Apply to one carrier at a time. Multiple simultaneous applications create multiple MIB entries. If the first carrier declines, the second carrier sees the decline code before reviewing the application. Sequential applications with a specialist broker who can interpret early signals and redirect when necessary produce better outcomes than a scatter-shot approach.

Never allow a family member to complete an insurance application without professional guidance when behavioral health history exists. The questions are designed to elicit maximum information. An unsophisticated applicant will volunteer details that are not asked for, characterize conditions in clinically inaccurate ways, or omit material facts out of embarrassment. Any of these errors can permanently impair insurability.

The Parity Act and High-Net-Worth Coverage Structures

The Mental Health Parity and Addiction Equity Act applies to group health plans and group health insurance issuers. It does not apply to individual policies, short-term plans, or retiree-only plans. UHNW families use all of these structures. Understanding which policies are subject to parity and which are not is essential to coverage planning.

A family business with a self-funded group plan must comply with parity. But supplemental coverage purchased individually by family members — a private health policy in a jurisdiction that does not mandate individual market parity — may impose behavioral health limitations that would be illegal in the group plan context.

State parity laws add another layer.

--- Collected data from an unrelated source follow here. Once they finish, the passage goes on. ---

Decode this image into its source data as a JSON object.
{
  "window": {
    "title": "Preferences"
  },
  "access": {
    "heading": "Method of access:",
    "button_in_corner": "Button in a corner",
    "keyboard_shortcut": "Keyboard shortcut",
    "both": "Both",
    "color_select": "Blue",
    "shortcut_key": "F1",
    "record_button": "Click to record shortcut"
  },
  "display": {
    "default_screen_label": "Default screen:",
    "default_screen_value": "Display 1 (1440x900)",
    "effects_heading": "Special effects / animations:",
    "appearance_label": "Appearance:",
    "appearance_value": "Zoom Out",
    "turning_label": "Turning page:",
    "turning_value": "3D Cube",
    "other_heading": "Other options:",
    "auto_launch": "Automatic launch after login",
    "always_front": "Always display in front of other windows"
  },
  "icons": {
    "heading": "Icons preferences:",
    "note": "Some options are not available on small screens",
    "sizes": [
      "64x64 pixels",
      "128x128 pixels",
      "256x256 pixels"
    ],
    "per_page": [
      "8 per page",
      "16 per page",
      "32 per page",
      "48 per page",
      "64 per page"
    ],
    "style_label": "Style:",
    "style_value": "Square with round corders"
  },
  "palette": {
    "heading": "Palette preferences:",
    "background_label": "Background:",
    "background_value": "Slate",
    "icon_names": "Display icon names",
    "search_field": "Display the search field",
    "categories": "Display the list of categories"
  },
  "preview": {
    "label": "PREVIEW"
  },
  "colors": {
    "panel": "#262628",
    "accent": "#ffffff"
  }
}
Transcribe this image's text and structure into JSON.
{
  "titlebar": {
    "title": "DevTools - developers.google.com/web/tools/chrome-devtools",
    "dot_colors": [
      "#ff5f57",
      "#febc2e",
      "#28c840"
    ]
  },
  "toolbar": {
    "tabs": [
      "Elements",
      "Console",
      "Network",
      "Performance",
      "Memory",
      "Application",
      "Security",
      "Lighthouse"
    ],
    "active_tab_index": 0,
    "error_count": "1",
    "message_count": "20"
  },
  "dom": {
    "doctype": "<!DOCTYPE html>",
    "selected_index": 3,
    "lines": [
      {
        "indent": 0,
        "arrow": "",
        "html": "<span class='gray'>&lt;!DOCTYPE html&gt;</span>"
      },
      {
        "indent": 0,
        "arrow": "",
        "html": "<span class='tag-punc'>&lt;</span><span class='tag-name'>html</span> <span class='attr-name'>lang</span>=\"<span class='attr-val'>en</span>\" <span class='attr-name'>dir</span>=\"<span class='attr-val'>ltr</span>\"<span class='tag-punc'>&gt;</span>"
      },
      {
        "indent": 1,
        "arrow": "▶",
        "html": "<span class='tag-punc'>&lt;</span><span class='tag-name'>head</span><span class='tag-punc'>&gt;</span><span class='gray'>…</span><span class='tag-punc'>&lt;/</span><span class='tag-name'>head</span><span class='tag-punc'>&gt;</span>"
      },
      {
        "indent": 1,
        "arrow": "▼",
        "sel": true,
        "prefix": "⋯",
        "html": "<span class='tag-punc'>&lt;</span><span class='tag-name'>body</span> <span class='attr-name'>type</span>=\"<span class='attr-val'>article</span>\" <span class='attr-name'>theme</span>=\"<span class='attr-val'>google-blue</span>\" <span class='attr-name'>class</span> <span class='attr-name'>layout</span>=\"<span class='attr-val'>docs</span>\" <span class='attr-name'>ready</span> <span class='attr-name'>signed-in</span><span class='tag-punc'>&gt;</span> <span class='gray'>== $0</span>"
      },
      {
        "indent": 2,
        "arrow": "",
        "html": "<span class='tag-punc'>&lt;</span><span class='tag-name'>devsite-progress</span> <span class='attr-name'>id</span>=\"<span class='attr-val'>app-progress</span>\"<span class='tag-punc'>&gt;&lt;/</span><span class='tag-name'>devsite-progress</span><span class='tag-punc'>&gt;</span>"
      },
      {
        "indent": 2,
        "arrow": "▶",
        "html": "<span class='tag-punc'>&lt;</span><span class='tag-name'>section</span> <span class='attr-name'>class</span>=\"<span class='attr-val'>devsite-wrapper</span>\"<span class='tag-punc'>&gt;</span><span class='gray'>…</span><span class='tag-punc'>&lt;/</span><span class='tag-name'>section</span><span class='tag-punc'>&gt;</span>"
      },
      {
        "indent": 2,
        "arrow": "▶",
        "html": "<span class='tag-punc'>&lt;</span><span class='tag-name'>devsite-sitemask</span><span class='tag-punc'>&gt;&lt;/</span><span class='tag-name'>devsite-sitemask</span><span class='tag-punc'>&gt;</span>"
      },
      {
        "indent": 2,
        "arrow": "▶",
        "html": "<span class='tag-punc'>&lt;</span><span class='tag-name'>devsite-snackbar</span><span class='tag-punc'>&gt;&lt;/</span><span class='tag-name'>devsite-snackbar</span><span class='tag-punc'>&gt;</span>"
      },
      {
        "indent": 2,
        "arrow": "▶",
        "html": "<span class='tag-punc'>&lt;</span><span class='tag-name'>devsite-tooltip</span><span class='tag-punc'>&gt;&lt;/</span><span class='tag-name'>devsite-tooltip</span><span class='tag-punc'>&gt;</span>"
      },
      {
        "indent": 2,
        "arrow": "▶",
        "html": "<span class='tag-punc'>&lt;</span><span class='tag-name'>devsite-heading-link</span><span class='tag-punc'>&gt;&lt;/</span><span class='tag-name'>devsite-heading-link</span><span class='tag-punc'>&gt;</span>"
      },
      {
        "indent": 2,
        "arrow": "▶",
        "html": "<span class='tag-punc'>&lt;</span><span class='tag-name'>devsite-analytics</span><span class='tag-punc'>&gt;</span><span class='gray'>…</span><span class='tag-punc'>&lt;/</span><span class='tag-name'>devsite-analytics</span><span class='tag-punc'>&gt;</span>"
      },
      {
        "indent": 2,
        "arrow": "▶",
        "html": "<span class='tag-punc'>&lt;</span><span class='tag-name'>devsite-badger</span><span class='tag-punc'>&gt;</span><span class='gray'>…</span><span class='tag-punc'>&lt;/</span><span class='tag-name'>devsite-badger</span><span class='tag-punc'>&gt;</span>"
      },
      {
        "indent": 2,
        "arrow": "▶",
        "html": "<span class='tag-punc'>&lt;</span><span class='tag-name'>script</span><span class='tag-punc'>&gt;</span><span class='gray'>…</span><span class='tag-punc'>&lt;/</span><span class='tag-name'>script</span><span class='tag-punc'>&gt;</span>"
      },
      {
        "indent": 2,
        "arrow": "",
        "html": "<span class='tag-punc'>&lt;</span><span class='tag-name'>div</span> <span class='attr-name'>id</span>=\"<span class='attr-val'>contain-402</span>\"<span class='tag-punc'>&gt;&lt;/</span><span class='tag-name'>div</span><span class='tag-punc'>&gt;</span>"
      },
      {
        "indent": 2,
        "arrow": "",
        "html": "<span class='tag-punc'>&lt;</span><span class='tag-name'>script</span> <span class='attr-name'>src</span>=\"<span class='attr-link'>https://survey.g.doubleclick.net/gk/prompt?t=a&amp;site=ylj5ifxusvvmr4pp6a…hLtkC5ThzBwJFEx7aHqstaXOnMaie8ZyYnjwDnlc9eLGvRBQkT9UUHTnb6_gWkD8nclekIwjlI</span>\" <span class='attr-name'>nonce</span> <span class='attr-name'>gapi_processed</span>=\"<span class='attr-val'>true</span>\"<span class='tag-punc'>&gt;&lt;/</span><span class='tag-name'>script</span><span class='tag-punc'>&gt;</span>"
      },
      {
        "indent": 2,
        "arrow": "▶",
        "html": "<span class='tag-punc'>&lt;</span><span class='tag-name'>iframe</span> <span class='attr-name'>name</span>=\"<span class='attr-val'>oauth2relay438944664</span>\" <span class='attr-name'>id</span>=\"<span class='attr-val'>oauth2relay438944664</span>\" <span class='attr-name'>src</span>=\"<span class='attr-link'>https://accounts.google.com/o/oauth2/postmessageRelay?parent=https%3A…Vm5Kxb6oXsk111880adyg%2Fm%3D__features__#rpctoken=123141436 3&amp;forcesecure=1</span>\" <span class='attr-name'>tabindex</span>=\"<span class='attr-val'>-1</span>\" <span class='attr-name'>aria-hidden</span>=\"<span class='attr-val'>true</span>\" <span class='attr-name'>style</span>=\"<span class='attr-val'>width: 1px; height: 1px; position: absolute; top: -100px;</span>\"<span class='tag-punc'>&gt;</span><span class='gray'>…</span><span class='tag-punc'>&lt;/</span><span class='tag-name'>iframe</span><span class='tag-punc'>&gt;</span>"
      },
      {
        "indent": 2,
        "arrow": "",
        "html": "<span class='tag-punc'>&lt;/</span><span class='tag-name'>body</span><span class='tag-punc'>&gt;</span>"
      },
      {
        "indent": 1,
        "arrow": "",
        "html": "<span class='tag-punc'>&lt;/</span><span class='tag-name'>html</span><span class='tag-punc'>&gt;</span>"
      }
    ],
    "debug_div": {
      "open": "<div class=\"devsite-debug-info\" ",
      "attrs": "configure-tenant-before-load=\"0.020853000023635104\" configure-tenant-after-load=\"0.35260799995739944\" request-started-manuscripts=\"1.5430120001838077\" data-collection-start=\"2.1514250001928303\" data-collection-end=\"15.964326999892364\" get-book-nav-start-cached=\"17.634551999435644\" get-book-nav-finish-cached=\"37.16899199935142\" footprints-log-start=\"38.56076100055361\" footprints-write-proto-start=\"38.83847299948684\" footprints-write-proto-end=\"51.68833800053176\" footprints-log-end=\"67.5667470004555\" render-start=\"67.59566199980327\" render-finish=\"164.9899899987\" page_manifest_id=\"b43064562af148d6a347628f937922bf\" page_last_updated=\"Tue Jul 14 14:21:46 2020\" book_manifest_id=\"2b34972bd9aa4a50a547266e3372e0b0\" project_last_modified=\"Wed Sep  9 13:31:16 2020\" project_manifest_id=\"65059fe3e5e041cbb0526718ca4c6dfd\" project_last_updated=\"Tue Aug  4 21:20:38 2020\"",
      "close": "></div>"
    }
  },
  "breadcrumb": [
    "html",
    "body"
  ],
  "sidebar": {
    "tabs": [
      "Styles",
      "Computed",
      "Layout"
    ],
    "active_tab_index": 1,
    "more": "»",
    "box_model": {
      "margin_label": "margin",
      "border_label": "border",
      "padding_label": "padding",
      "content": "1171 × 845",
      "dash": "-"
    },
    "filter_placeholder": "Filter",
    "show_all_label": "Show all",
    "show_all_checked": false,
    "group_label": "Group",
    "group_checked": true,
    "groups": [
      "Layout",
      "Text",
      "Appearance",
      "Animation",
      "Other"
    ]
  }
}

Some states extend parity requirements beyond the federal floor to include individual market plans, small group plans, and specific behavioral health conditions. A UHNW family with residences in multiple states may be subject to different parity regimes depending on the situs of each policy.

The practical implication: behavioral health coverage adequacy must be evaluated policy by policy, jurisdiction by jurisdiction. A family that assumes uniform coverage across its insurance portfolio will discover the gaps at the worst possible moment — when a family member needs treatment.

Integration with Multigenerational Planning

Insurance architecture does not exist in isolation. It interacts with trust structures, estate plans, and governance frameworks. A dynasty trust that owns life insurance policies must account for how behavioral health conditions in insured beneficiaries affect policy performance, renewal terms, and coverage continuity across generations.

Trustees who administer insurance-owning trusts need protocols for monitoring the insureds' health disclosures, managing policy renewals when behavioral health conditions emerge, and evaluating replacement coverage options. These protocols should be documented in the trust administration procedures, not improvised when a crisis occurs.

The families that manage behavioral health and insurance most effectively share a common trait: they treat insurance as a component of their integrated health and wealth strategy — the kind of coordination that behavioral health case management professionals can facilitate — not as a standalone commodity. The broker, the clinician, the trustee, and the family advisor communicate. They coordinate timing. They share relevant information within appropriate confidentiality boundaries. They plan before the application, not after the denial.

Behavioral health conditions do not disqualify UHNW families from comprehensive insurance coverage. But they do require a level of coordination, expertise, and strategic planning that most families and their advisors are not providing. The gap between what is possible and what is actually executed represents one of the most consequential and correctable risks in UHNW family risk management.